The speed of convergence of the sequence \((v_{n})_{n\in\mathbb{N}}\) is given by the order estimate \(O (n^{-9} )\) as \(n\to\infty\).

Solution (3.9) provides the best approximation of type (3.8)
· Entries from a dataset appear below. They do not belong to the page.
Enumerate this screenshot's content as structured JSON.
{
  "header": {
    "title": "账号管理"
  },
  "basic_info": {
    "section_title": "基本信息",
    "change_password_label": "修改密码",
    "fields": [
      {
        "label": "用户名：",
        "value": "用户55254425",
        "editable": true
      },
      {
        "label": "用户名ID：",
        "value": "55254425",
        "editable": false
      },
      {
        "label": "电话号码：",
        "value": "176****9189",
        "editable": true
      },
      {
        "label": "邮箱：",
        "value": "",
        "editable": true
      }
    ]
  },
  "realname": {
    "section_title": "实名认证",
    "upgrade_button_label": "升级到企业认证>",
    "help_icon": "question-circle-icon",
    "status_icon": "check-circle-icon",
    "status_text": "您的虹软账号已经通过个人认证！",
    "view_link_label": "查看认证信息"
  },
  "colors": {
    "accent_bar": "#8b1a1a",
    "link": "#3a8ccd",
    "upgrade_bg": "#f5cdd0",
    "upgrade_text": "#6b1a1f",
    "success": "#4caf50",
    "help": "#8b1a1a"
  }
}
$$ g_{n}\approx\frac{\sigma^{2^{n}}}{n}\exp \biggl( \frac{-2}{n+\frac {3}{2}+\frac{-\frac{25}{12}}{n+\frac{219}{50}+\frac{-\frac {15\text{,}653}{1875}}{n+\frac{5\text{,}676\text{,}423}{782\text{,}650}+\frac{-\frac {645\text{,}255\text{,}151\text{,}929}{34\text{,}302\text{,}297\text{,}260}}{n+\frac {113\text{,}583\text{,}705\text{,}304\text{,}934\text{,}619}{11\text{,}222\text{,}420\text{,}992\text{,}382\text{,}930}}}}} \biggr). $$

(3.12)

4 Conclusions

In this paper, we give asymptotic expansions related to the generalized Somos’ quadratic recurrence constant (Theorems 2.1 and 2.2). We present continued fraction approximations related to Somos’ quadratic recurrence constant (Theorems 3.1 and 3.2).